Le projet de loi « déontologie, droits et obligations des fonctionnaires » devrait être définitivement adopté par les parlementaires le 5 avril. La commission mixte paritaire, réunie hier pour que sénateurs et députés s’accordent sur un texte commun, a en effet adopté un texte de compromis. Le gouvernement comptait sur ce consensus, impératif pour que ce texte termine dans les temps son parcours législatif. La ministre de la Fonction publique, Annick Girardin, a d’ailleurs salué hier soir dans un communiqué de presse ce nouveau texte qu’elle juge « équilibré ». Elle « se réjouit en particulier » de l’abandon des trois jours de carence dans la fonction publique, que les sénateurs avaient réintroduits.
La commission des lois du Sénat s’est de son côté « félicitée » que « ses propositions aient été retenues sur de nombreux points ». L’intérim, que le projet de loi du gouvernement voulait supprimer, reste maintenu dans les trois fonctions publiques.
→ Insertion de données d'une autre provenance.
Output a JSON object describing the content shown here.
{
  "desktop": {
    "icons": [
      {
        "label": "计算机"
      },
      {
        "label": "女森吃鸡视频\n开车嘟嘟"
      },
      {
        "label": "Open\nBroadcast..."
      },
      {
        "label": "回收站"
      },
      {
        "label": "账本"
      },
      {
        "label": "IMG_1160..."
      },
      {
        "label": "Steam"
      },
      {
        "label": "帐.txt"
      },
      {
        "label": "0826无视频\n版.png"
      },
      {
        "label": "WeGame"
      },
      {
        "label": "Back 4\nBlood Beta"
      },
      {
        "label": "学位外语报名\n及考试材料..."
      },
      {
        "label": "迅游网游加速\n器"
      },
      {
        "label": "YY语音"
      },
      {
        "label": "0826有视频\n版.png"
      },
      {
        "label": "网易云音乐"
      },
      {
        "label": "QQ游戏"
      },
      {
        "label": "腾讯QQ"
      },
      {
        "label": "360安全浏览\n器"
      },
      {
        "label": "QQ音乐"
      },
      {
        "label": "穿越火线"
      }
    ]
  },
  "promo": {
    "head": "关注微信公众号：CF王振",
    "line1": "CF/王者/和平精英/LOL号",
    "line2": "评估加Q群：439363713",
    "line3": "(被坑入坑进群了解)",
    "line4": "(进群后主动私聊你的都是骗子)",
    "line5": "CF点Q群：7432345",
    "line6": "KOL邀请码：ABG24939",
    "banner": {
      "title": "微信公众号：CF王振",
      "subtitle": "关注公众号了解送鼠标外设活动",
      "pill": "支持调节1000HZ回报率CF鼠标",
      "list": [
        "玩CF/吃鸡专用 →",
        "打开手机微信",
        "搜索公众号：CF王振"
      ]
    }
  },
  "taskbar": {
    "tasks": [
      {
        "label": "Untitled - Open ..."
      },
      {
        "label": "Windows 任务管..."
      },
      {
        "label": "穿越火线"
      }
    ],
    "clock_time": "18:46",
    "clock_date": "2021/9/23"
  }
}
Pour le rapporteur du texte au Sénat, Alain Vasselle, il s’agit là d’une « souplesse indispensable à la continuité du service public ». Les sénateurs ont également obtenu que l’on ne touche pas aux modalités de recrutement sans concours des agents de catégorie C. Le projet envisageait en effet la mise en œuvre de « comités de recrutement ». Cela aurait « considérablement alourdi les charges des collectivités territoriales », observe Alain Vasselle. L’AMF avait vivement protesté contre cette mesure, qui avait été écartée de la négociation autour des Parcours, carrières et rémunérations des fonctionnaires, mais donc introduite discrètement lors de la lecture du projet de loi à l’Assemblée (lire Maire info du 26 janvier 2016).
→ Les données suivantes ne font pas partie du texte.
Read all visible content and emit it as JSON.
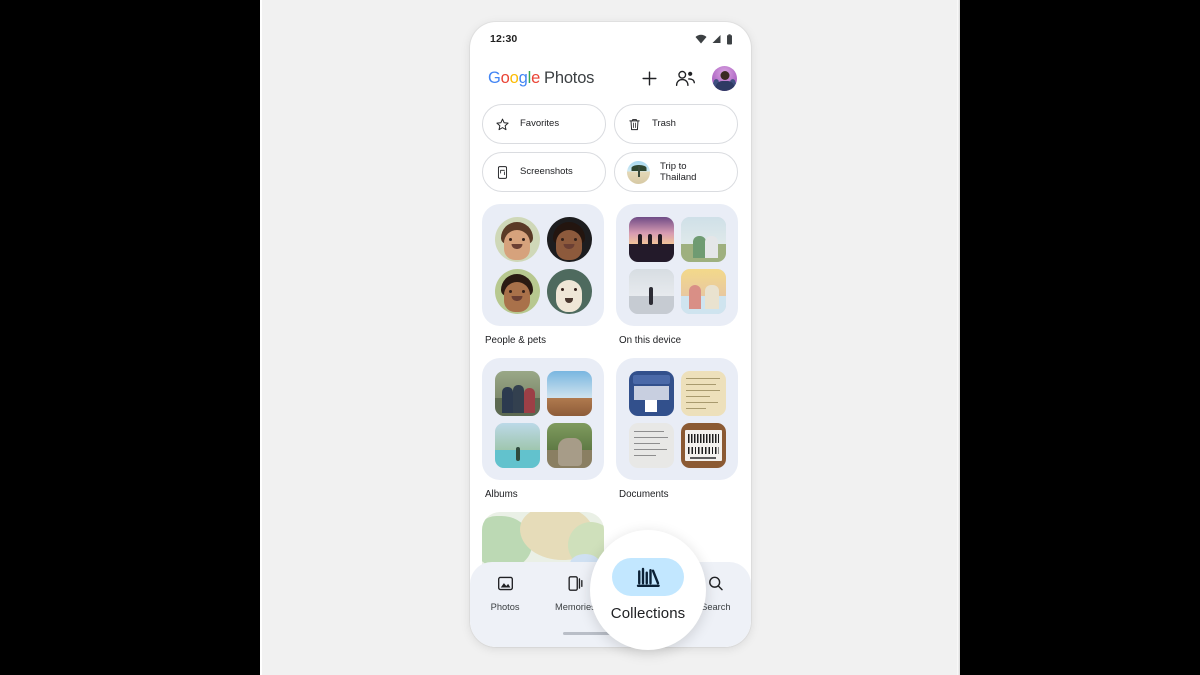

Notons aussi la suppression de l’article 13 du texte : la présidence des conseils de discipline restera donc confiée à un magistrat de l’ordre administratif, « pour préserver la neutralité, l’impartialité et sérénité des débats dans la procédure disciplinaire ». En effet, comme l’explique Françoise Descamps-Crosnier, rapporteure du texte à l’Assemblée nationale, dans un communiqué de presse d’hier, « les dispositions qui pouvaient éventuellement soulever des difficultés d’application ont été retirées. Il s’agit particulièrement de l’harmonisation du régime des sanctions disciplinaires…le choix a été fait de s’en tenir au droit actuel ».
Les sénateurs ont dû en revanche faire profil bas sur le temps de travail des fonctionnaires – ils demandaient de supprimer la possibilité, pour les collectivités territoriales, de réduire le travail des agents à moins de 35 heures. Le sujet du temps de travail va toutefois rapidement revenir sur le devant de la scène avec la remise par Philippe Laurent, président du CSFPT, du rapport que lui a confié l’ancienne ministre de la Fonction publique. Un rapport attendu « dans les prochains jours », a indiqué la ministre qui présidait hier matin le conseil commun de la fonction publique.
E.S.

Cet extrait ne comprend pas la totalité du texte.